A Generalization of Wirtinger Flow for Exact Interferometric Inversion

(1901.03940)
Published Jan 13, 2019 in eess.SP , cs.IT , and math.IT

Abstract

Interferometric inversion involves recovery of a signal from cross-correlations of its linear transformations. A close relative of interferometric inversion is the generalized phase retrieval problem, which consists of recovering a signal from the auto-correlations of its linear transformations. Recently, significant advancements have been made in phase retrieval methods despite the ill-posed, and non-convex nature of the problem. One such method is Wirtinger Flow (WF), a non-convex optimization framework that provides high probability guarantees of exact recovery under certain measurement models, such as coded diffraction patterns, and Gaussian sampling vectors.
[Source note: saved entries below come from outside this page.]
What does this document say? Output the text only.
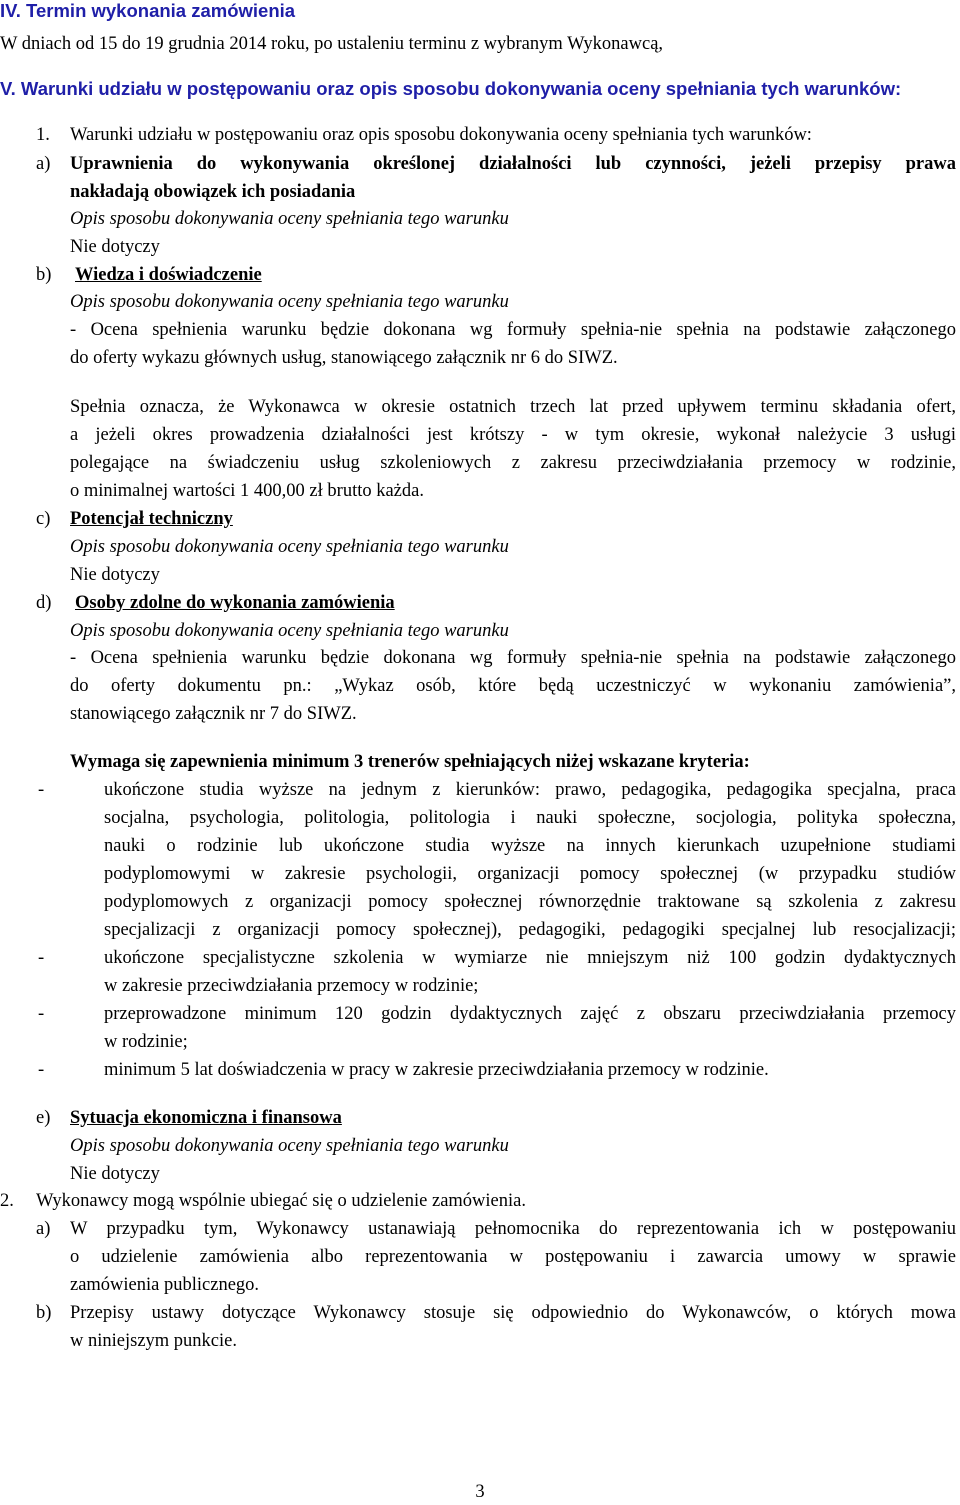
IV. Termin wykonania zamówienia
W dniach od 15 do 19 grudnia 2014 roku, po ustaleniu terminu z wybranym Wykonawcą,
V. Warunki udziału w postępowaniu oraz opis sposobu dokonywania oceny spełniania tych warunków:
1. Warunki udziału w postępowaniu oraz opis sposobu dokonywania oceny spełniania tych warunków:
a) Uprawnienia do wykonywania określonej działalności lub czynności, jeżeli przepisy prawa
nakładają obowiązek ich posiadania
Opis sposobu dokonywania oceny spełniania tego warunku
Nie dotyczy
b) Wiedza i doświadczenie
Opis sposobu dokonywania oceny spełniania tego warunku
- Ocena spełnienia warunku będzie dokonana wg formuły spełnia-nie spełnia na podstawie załączonego
do oferty wykazu głównych usług, stanowiącego załącznik nr 6 do SIWZ.
Spełnia oznacza, że Wykonawca w okresie ostatnich trzech lat przed upływem terminu składania ofert,
a jeżeli okres prowadzenia działalności jest krótszy - w tym okresie, wykonał należycie 3 usługi
polegające na świadczeniu usług szkoleniowych z zakresu przeciwdziałania przemocy w rodzinie,
o minimalnej wartości 1 400,00 zł brutto każda.
c) Potencjał techniczny
Opis sposobu dokonywania oceny spełniania tego warunku
Nie dotyczy
d) Osoby zdolne do wykonania zamówienia
Opis sposobu dokonywania oceny spełniania tego warunku
- Ocena spełnienia warunku będzie dokonana wg formuły spełnia-nie spełnia na podstawie załączonego
do oferty dokumentu pn.: „Wykaz osób, które będą uczestniczyć w wykonaniu zamówienia”,
stanowiącego załącznik nr 7 do SIWZ.
Wymaga się zapewnienia minimum 3 trenerów spełniających niżej wskazane kryteria:
-	ukończone studia wyższe na jednym z kierunków: prawo, pedagogika, pedagogika specjalna, praca
socjalna, psychologia, politologia, politologia i nauki społeczne, socjologia, polityka społeczna,
nauki o rodzinie lub ukończone studia wyższe na innych kierunkach uzupełnione studiami
podyplomowymi w zakresie psychologii, organizacji pomocy społecznej (w przypadku studiów
podyplomowych z organizacji pomocy społecznej równorzędnie traktowane są szkolenia z zakresu
specjalizacji z organizacji pomocy społecznej), pedagogiki, pedagogiki specjalnej lub resocjalizacji;
-	ukończone specjalistyczne szkolenia w wymiarze nie mniejszym niż 100 godzin dydaktycznych
w zakresie przeciwdziałania przemocy w rodzinie;
-	przeprowadzone minimum 120 godzin dydaktycznych zajęć z obszaru przeciwdziałania przemocy
w rodzinie;
-	minimum 5 lat doświadczenia w pracy w zakresie przeciwdziałania przemocy w rodzinie.
e) Sytuacja ekonomiczna i finansowa
Opis sposobu dokonywania oceny spełniania tego warunku
Nie dotyczy
2. Wykonawcy mogą wspólnie ubiegać się o udzielenie zamówienia.
a) W przypadku tym, Wykonawcy ustanawiają pełnomocnika do reprezentowania ich w postępowaniu
o udzielenie zamówienia albo reprezentowania w postępowaniu i zawarcia umowy w sprawie
zamówienia publicznego.
b) Przepisy ustawy dotyczące Wykonawcy stosuje się odpowiednio do Wykonawców, o których mowa
w niniejszym punkcie.
3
In this paper, we develop a generalization of WF for interferometric inversion, which we refer to as Generalized Wirtinger Flow (GWF). GWF theory extends the probabilistic exact recovery results of WF to arbitrary measurement models characterized in the equivalent lifted problem, hence covers a larger class of measurement models. Our framework unifies the theory of low rank matrix recovery (LRMR) and the non-convex optimization approach of WF, thereby establishes theoretical advantages of the non-convex approach over LRMR. We identify a new sufficient condition on the lifted forward model that directly implies exact recovery conditions of standard WF. This condition is less stringent than those of LRMR, which is the state of the art approach for exact interferometric inversion. We establish our sufficient condition for the cross-correlations of linear measurements collected by complex Gaussian sampling vectors, and show that the exact recovery conditions of standard WF imply our sufficient condition. As a result, the regularity condition of WF becomes redundant in solving the interferometric inversion problem. Finally, we demonstrate the effectiveness of GWF numerically in a deterministic multi-static radar imaging scenario.